Copy the file REPO_HOME/storm/external/storm-solr/target/storm-solr-0.11.0-SNAPSHOT.jar to STORM_HOME/extlib

The code examples provided require that you first run the Solr gettingstarted example

Run Storm Topology

STORM_HOME/bin/storm jar REPO_HOME/storm/external/storm-solr/target/storm-solr-0.11.0-SNAPSHOT-tests.jar org.apache.storm.solr.topology.SolrFieldsTopology

STORM_HOME/bin/storm jar REPO_HOME/storm/external/storm-solr/target/storm-solr-0.11.0-SNAPSHOT-tests.jar org.apache.storm.solr.topology.SolrJsonTopology

Run Trident Topology

STORM_HOME/bin/storm jar REPO_HOME/storm/external/storm-solr/target/storm-solr-0.11.0-SNAPSHOT-tests.jar org.apache.storm.solr.trident.SolrFieldsTridentTopology

STORM_HOME/bin/storm jar REPO_HOME/storm/external/storm-solr/target/storm-solr-0.11.0-SNAPSHOT-tests.jar org.apache.storm.solr.trident.SolrJsonTridentTopology

Verify Results

The aforementioned Storm and Trident topologies index the Solr gettingstarted collection with objects that have the following id pattern:

*id_fields_test_val* for SolrFieldsTopology and SolrFieldsTridentTopology

*json_test_val* for SolrJsonTopology and SolrJsonTridentTopology

Querying Solr for these patterns, you will see the values that have been indexed by the Storm Apache Solr integration:

curl -X GET -H "Content-type:application/json" -H "Accept:application/json" http://localhost:8983/solr/gettingstarted_shard1_replica2/select?q=*id_fields_test_val*&wt=json&indent=true

curl -X GET -H "Content-type:application/json" -H "Accept:application/json" http://localhost:8983/solr/gettingstarted_shard1_replica2/select?q=*json_test_val*&wt=json&indent=true

You can also see the results by opening the Apache Solr UI and pasting the id pattern in the q textbox in the queries page

http://localhost:8983/solr/#/gettingstarted_shard1_replica2/query

License

Licensed to the Apache Software Foundation (ASF) under one or more contributor license agreements.

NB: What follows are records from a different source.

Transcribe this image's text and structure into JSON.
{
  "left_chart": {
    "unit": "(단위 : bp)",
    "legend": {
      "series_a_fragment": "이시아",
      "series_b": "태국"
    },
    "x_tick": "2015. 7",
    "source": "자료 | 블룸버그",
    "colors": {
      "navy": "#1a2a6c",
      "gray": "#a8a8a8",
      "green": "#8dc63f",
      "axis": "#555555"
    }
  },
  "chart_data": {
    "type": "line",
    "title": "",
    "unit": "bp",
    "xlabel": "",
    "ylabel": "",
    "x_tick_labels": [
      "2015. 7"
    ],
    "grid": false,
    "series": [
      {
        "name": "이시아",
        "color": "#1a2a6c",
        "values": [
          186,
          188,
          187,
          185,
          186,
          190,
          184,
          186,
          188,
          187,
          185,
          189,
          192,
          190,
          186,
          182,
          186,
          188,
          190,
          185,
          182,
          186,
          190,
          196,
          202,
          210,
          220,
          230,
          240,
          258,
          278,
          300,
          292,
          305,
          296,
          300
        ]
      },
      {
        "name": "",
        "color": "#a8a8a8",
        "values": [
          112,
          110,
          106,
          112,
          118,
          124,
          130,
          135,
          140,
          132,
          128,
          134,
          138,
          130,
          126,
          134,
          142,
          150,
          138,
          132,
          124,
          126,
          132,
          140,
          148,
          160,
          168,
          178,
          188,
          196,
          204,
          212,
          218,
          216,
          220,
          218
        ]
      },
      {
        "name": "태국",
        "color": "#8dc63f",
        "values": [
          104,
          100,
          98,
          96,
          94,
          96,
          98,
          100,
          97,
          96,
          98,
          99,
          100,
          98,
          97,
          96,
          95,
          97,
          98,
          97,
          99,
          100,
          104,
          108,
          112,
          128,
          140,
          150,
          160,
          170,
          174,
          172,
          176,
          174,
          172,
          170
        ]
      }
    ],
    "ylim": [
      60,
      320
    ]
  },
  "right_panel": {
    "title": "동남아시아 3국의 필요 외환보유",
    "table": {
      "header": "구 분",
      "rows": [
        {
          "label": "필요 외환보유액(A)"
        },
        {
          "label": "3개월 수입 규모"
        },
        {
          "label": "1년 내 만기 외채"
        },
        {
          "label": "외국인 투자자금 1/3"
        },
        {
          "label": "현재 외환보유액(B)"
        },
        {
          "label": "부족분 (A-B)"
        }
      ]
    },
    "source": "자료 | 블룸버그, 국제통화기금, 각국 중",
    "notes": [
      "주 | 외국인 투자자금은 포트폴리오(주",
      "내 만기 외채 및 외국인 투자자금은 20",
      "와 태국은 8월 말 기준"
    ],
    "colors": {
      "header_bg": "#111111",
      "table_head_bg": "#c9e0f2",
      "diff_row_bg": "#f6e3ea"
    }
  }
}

See the NOTICE file distributed with this work for additional information regarding copyright ownership. The ASF licenses this file to you under the Apache License, Version 2.0 (the "License"); you may not use this file except in compliance with the License. You may obtain a copy of the License at

http://www.apache.org/licenses/LICENSE-2.0

Unless required by applicable law or agreed to in writing, software distributed under the License is distributed on an "AS IS" BASIS, WITHOUT WARRANTIES OR CONDITIONS OF ANY KIND, either express or implied. See the License for the specific language governing permissions and limitations under the License.